3. We have given our thoughtful consideration to rival contentions. Some key facts emerge from the instant lis. This assessee is a company engaged in real estate development as well as trading insecurities. Mr. Tulsiyan is very fair in stating that assessee had in fact borrowed interest bearing funds which were invested in securities in issue. We notice from assessment order dated 12.2007 that the Assessing Officer disallowed 12% interest on borrowed funds of ₹ 8.5 crores coming to ₹1 ,02,00,000/- in view of the reason that the taxpayer had converted its opening stock of shares worth of ₹8.5 crores to investments. He thus invoked proportionate interest disallowance for the reason that said conversion took place on 01.04.2004. All this resulted in impugned proportionate interest disallowance for whole of the relevant previous year. The CIT(A)’s order has confirmed the same.

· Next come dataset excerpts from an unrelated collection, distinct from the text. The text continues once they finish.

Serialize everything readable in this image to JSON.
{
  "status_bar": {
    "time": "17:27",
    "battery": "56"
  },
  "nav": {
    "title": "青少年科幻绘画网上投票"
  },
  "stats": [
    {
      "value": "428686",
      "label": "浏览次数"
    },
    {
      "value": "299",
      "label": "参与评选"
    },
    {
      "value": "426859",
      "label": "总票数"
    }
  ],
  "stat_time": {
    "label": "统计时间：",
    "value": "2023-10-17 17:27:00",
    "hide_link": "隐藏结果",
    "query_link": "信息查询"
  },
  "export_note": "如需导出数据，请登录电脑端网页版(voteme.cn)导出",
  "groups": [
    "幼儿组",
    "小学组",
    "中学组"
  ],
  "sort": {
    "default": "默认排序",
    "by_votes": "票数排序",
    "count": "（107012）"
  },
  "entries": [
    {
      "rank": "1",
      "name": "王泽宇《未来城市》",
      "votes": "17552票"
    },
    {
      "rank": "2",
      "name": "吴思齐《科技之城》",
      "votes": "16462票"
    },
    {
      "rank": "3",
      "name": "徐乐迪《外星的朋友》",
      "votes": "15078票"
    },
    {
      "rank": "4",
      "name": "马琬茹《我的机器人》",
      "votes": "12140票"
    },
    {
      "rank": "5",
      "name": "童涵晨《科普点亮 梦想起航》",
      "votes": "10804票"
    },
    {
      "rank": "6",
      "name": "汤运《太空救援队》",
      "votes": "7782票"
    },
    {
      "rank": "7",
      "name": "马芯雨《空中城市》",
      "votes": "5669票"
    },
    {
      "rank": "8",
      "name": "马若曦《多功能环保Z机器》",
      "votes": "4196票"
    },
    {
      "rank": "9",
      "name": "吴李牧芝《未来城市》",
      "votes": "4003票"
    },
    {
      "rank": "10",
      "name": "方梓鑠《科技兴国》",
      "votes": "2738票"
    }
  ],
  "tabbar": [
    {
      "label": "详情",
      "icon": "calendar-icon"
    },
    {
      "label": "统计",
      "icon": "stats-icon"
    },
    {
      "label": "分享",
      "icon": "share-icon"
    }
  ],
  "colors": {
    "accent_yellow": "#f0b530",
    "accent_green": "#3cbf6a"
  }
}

4. Learned counsel’s sole submission during the course of hearing is that assessee had in fact converted its shares held as stock-in-trade into investments only on 31.03.2005 than on 01.04.2004. He pleads that both the lower authorities have erred particularly in computing the impugned interest disallowance on erroneous assumption of facts that the convergent of shares to investment in fact took place of opening date of the relevant previous year. Learned Departmental Representative fails to dispute the clinching fact that neither the Assessing Officer nor the CIT(A) have examined the said vital date of the impugned conversion of assessee’s stock-in-trade to investment whilst computing the proportionate disallowance in issue dispute the fact that the taxpayer’s statement of fact had made it clear that actual date of conversion was 31 .03.2005 only. We therefore deem it appropriate to restore this sole substantive ground back to the Assessing Officer for factual verification of date of the stock-in-trade shares to investments in issue to be followed by necessary computation of the proportionate interest disallowance as per law after affording adequate opportunity of hearing to the assessee.
5. This assessee’s appeal is accepted for statistical purposes.